After each production as the directors came out for their bows, various people around us started booing very loudly - I was a little shocked, since the productions were well done, even if not in a 'traditional' way. Someone explained to me (while we took the endless stairs down from the back of the fifth balcony) that this is actually a tradition from Bayreuth or something - akin to standing up during the Hallelujah Chorus or shouting out extra lyrics during 'Money Money'. Knowing this actually puts me ahead of the critic from the Globe & Mail who figured that it was people who didn't like Atom Egoyan.

Compressed into one week, it was easier to see the larger shape of the story: taken as a whole, it is much less Dungeons and Dragons than I had expected and more about messy family relationships and thinly veiled anti-aristocratic politics.

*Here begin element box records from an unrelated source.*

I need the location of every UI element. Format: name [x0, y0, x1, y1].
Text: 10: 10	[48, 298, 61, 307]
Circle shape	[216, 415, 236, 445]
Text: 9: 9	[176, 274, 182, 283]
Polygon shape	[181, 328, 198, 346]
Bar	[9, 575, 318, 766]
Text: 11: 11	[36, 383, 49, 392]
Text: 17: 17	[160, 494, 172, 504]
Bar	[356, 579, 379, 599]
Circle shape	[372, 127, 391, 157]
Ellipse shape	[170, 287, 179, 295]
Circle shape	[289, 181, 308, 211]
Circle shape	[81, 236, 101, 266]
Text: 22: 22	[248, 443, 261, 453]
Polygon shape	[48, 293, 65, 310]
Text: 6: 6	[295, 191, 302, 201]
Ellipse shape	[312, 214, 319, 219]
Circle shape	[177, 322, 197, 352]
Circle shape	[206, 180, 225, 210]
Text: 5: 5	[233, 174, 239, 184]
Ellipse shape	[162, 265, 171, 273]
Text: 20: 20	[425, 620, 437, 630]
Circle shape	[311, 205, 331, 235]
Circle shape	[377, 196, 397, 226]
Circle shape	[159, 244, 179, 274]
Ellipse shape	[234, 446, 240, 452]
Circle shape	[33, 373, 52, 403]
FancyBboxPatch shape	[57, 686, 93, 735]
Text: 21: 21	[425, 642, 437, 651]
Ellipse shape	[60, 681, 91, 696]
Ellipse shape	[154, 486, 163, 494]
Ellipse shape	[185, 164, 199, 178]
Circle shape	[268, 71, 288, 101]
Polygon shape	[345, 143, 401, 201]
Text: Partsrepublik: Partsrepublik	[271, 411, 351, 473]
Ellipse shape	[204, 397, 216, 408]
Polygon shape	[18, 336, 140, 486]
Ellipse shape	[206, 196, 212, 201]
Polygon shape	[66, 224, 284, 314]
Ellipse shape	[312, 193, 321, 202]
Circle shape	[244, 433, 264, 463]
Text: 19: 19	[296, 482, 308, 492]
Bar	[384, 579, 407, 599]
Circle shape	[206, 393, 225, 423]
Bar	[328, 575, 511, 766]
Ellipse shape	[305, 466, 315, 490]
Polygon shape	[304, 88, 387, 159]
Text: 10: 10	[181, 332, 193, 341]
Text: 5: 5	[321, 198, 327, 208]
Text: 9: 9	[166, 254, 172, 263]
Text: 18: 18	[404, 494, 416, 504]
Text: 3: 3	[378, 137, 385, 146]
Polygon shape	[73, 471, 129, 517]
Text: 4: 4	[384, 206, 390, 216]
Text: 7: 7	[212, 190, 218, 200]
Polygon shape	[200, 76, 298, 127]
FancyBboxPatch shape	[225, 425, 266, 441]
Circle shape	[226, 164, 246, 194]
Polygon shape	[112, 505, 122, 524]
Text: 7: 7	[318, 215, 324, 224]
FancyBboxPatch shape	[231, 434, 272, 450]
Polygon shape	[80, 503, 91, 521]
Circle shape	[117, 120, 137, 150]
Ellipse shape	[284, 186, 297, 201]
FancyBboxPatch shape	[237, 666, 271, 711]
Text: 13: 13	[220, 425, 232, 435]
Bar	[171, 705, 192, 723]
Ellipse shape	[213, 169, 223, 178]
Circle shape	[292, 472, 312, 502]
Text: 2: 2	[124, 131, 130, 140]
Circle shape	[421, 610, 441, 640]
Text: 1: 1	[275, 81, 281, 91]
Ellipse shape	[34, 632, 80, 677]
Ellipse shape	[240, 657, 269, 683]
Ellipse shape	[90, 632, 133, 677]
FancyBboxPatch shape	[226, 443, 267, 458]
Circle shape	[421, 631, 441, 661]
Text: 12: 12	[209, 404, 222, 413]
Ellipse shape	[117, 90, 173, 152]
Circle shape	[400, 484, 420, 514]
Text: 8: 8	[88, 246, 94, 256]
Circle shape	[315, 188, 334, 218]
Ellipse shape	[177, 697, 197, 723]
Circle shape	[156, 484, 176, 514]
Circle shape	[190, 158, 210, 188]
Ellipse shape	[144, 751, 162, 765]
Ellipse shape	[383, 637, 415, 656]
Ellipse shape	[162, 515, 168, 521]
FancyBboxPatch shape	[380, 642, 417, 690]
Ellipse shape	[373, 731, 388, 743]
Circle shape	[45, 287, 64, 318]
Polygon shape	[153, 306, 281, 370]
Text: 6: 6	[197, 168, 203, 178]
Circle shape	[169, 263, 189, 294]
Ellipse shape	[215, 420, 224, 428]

I also really noticed the similarities between Wagner's and Tolkien's Rings. They are different works for different purposes, both taken in their own directions from the original nordic sagas - but it's fascinating to see the similar elements shaken up and rearranged:

  • An immortal woman falls in love with a mortal hero and loses her immortalitiy.
  • A powerful magical ring whose bearer can rule the world, and that causes brothers to kill each other over it.
  • A 'grey wanderer' who seems to be an old man with a staff, but who is actually a very powerful supernatural being
  • A hero must realize his destiny by wielding a reforged magic sword that belonged to his ancestors
  • A dead tree symbolises the death of a world
  • Dwarves live under the earth as miners and craftsmen and create magical treasures.
  • The resolution of the plot involves the fiery destruction of a huge castle.

Wagner's work doesn't have Ents or Hobbits, but one could argue that these are improvements. Tolkien thankfully skips the twin incest, and Gollum doesn't creepily echo 19th century antisemitism in quite the way that Alberich does. Tolkien also includes more direct Christian allegory (the Pellenor Fields as Armageddon, Gandalf resurrected, etc.) while Wagner's narrative only has faint echoes that are probably more Campbellian monomyth than direct relation.

The parallels between Tolkien and Wagner are even more vivid in the recent Lord of the Rings movies - something that Peter Jackson admits to in his commentary tracks. Howard Shore's score for the movies is especially Wagnerian - can you tell which of these is the music for the 'Lighting of the Beacons' sequence in The Return of the King , and which is the Prelude to Act 3 of Siegfried?

Wagner vs. Shore.

This isn't so much ripping off as genre reflections - movies have always been rather Wagnerian, especially once they started adding orchestral scores, and John Williams' gleeful appropriations from all over the late 19th century for Star Wars made it even more so.

All in all a great experience, although I don't know if I'll be rushing to do it again soon - I can't afford that kind of time!